Table Description Key columns
analytics.category_stats Category-level aggregate stats and examples. top_category_id, top_category, repo_count, total_stars, stars_90d, activity_90d
analytics.language_category_stats Category-level aggregate stats within each primary language. language, top_category_id, top_category, repo_count, total_stars, stars_90d
analytics.repo_activity_monthly Monthly per-repository activity counts for stars, issues, pull requests, and commits. repo_node_id, month, stars, issues_opened, prs_opened, prs_merged, commits
analytics.repo_activity_summary Rolling per-repository activity counts and last-activity timestamps. repo_node_id, stars_30d, stars_90d, prs_merged_90d, commits_90d, last_activity_at
analytics.repo_profile Analysis-ready repository profile with metadata, category, score, and README summary fields. repo_node_id, name_with_owner, name_with_owner_lower, stars_count, score_overall
analytics.repo_profile_with_activity analytics.repo_profile joined with rolling activity summary fields. repo_node_id, name_with_owner, score_overall, stars_90d, activity_90d
analytics.repo_readme_similar_repos Top 100 README-summary nearest neighbors per repository. source_repo_node_id, similar_repo_node_id, rank, similarity
analytics.repo_top_contributors Top contributor profiles and contribution counts per repository. repo_node_id, user_id, login, contributions, contributor_rank, followers_count
analytics.repo_topic_index One row per repository topic for topic search, filtering, and faceting. topic, repo_node_id, name_with_owner, stars_count, score_overall, top_category

Data coverage and limitations

  • Repository universe: active public repositories with at least 10 GitHub stars that have been pushed within the last 90 days.
  • Pull requests: only PRs created within the last ~2 years are present.
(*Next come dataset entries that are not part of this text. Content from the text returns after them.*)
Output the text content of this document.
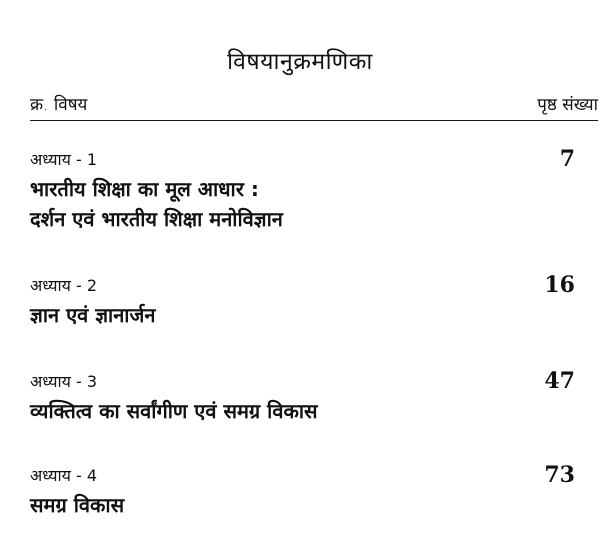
विषयानुक्रमणिका
क्र. विषय	पृष्ठ संख्या
अध्याय - 1	7
भारतीय शिक्षा का मूल आधार :
दर्शन एवं भारतीय शिक्षा मनोविज्ञान
अध्याय - 2	16
ज्ञान एवं ज्ञानार्जन
अध्याय - 3	47
व्यक्तित्व का सर्वांगीण एवं समग्र विकास
अध्याय - 4	73
समग्र विकास
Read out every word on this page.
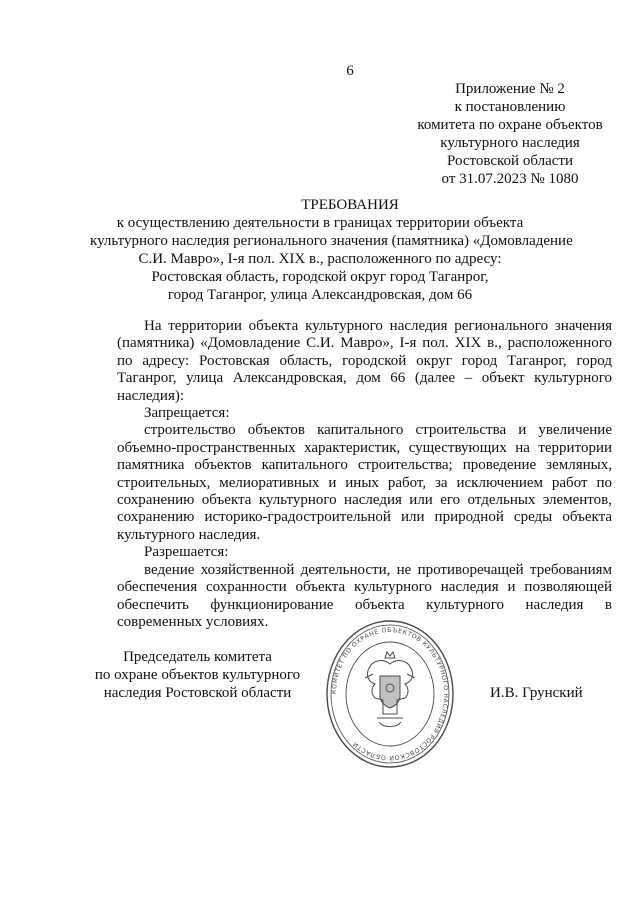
6
Приложение № 2
к постановлению
комитета по охране объектов
культурного наследия
Ростовской области
от 31.07.2023 № 1080
ТРЕБОВАНИЯ
к осуществлению деятельности в границах территории объекта
культурного наследия регионального значения (памятника) «Домовладение
С.И. Мавро», I-я пол. XIX в., расположенного по адресу:
Ростовская область, городской округ город Таганрог,
город Таганрог, улица Александровская, дом 66

На территории объекта культурного наследия регионального значения (памятника) «Домовладение С.И. Мавро», I-я пол. XIX в., расположенного по адресу: Ростовская область, городской округ город Таганрог, город Таганрог, улица Александровская, дом 66 (далее – объект культурного наследия):

Запрещается:

строительство объектов капитального строительства и увеличение объемно-пространственных характеристик, существующих на территории памятника объектов капитального строительства; проведение земляных, строительных, мелиоративных и иных работ, за исключением работ по сохранению объекта культурного наследия или его отдельных элементов, сохранению историко-градостроительной или природной среды объекта культурного наследия.

Разрешается:

ведение хозяйственной деятельности, не противоречащей требованиям обеспечения сохранности объекта культурного наследия и позволяющей обеспечить функционирование объекта культурного наследия в современных условиях.

Председатель комитета
по охране объектов культурного
наследия Ростовской области	КОМИТЕТ ПО ОХРАНЕ ОБЪЕКТОВ КУЛЬТУРНОГО НАСЛЕДИЯ РОСТОВСКОЙ ОБЛАСТИ
И.В. Грунский
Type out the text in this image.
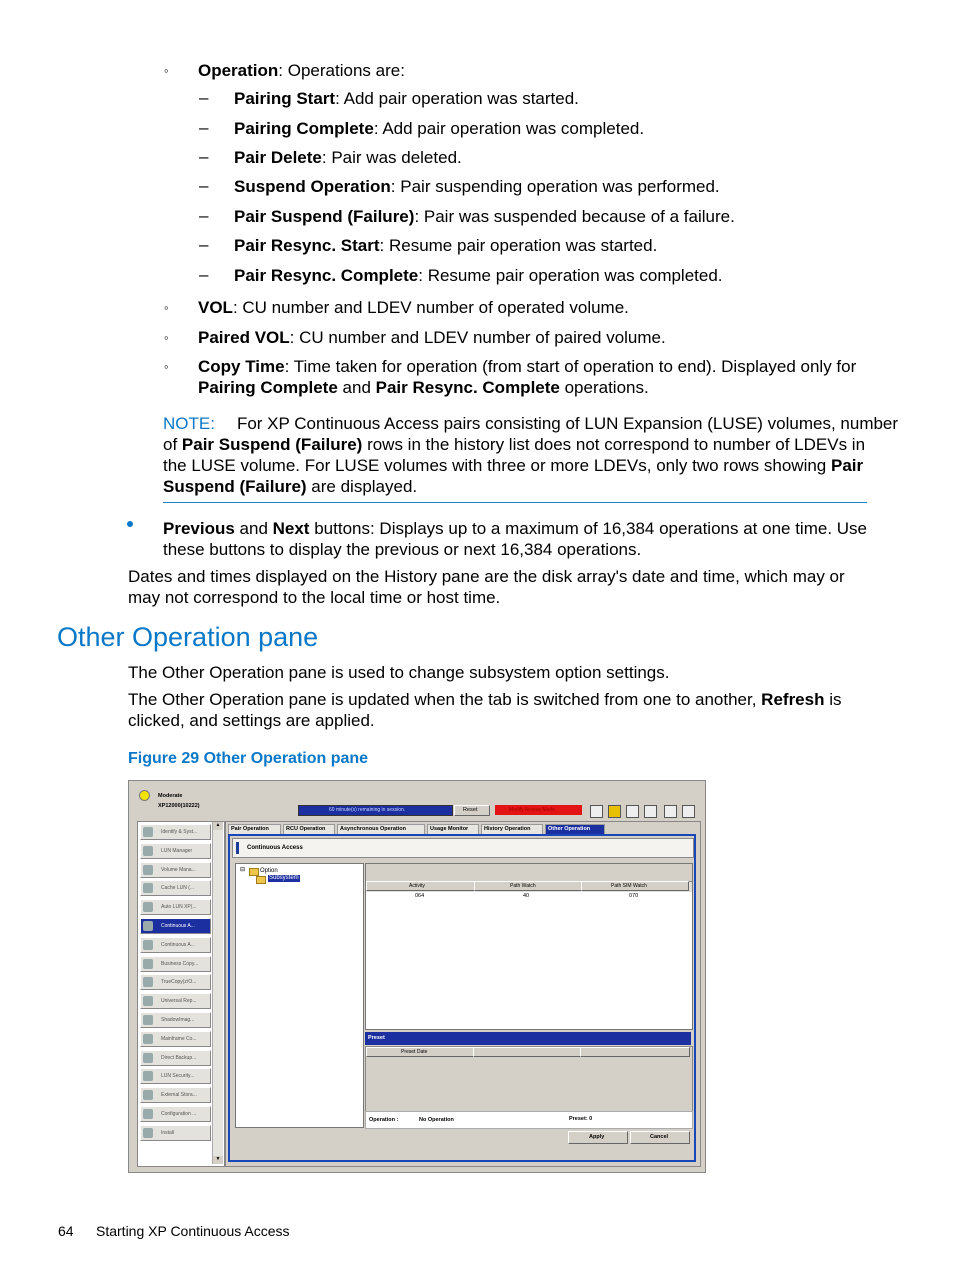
◦ Operation: Operations are:
– Pairing Start: Add pair operation was started.
– Pairing Complete: Add pair operation was completed.
– Pair Delete: Pair was deleted.
– Suspend Operation: Pair suspending operation was performed.
– Pair Suspend (Failure): Pair was suspended because of a failure.
– Pair Resync. Start: Resume pair operation was started.
– Pair Resync. Complete: Resume pair operation was completed.
◦ VOL: CU number and LDEV number of operated volume.
◦ Paired VOL: CU number and LDEV number of paired volume.
◦ Copy Time: Time taken for operation (from start of operation to end). Displayed only for
Pairing Complete and Pair Resync. Complete operations.
NOTE: For XP Continuous Access pairs consisting of LUN Expansion (LUSE) volumes, number
of Pair Suspend (Failure) rows in the history list does not correspond to number of LDEVs in
the LUSE volume. For LUSE volumes with three or more LDEVs, only two rows showing Pair
Suspend (Failure) are displayed.
Previous and Next buttons: Displays up to a maximum of 16,384 operations at one time. Use
these buttons to display the previous or next 16,384 operations.
Dates and times displayed on the History pane are the disk array's date and time, which may or
may not correspond to the local time or host time.
Other Operation pane
The Other Operation pane is used to change subsystem option settings.
The Other Operation pane is updated when the tab is switched from one to another, Refresh is
clicked, and settings are applied.
Figure 29 Other Operation pane
Moderate
XP12000(10222)
60 minute(s) remaining in session.	Reset	Modify Access Mode
▲
▼
Identify & Syst...
LUN Manager
Volume Mana...
Cache LUN (...
Auto LUN XP(...
Continuous A...
Continuous A...
Business Copy...
TrueCopy(z/O...
Universal Rep...
ShadowImag...
Mainframe Co...
Direct Backup...
LUN Security...
External Stora...
Configuration ...
Install
Pair Operation	RCU Operation	Asynchronous Operation	Usage Monitor	History Operation	Other Operation
Continuous Access
⊟ Option
Subsystem
Activity	Path Watch	Path SIM Watch
064	40	070
Preset
Preset Date
Operation :	No Operation	Preset: 0
Apply	Cancel
64 Starting XP Continuous Access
Older PRs are not included even if recently updated or merged.
  • Issues: only issues created within the last ~2 years are present. Older issues are not included even if recently updated or closed. The GitHub Issues API returns both issues and pull requests; use the is_pull_request column to distinguish them.
  • Star history: the GitHub Stargazers API returns at most ~40,000 individual star events per repository. For repos with more than 40k stars, repo_stars_daily has incomplete history and SUM(stars_delta) will undercount the true total. Use repos.stars_count for accurate current star counts.
  • Snapshots: the data is published as immutable timestamped snapshots. The latest/ pointer is updated when a new snapshot is published. Snapshots are not real-time; there is a delay between GitHub activity and data availability.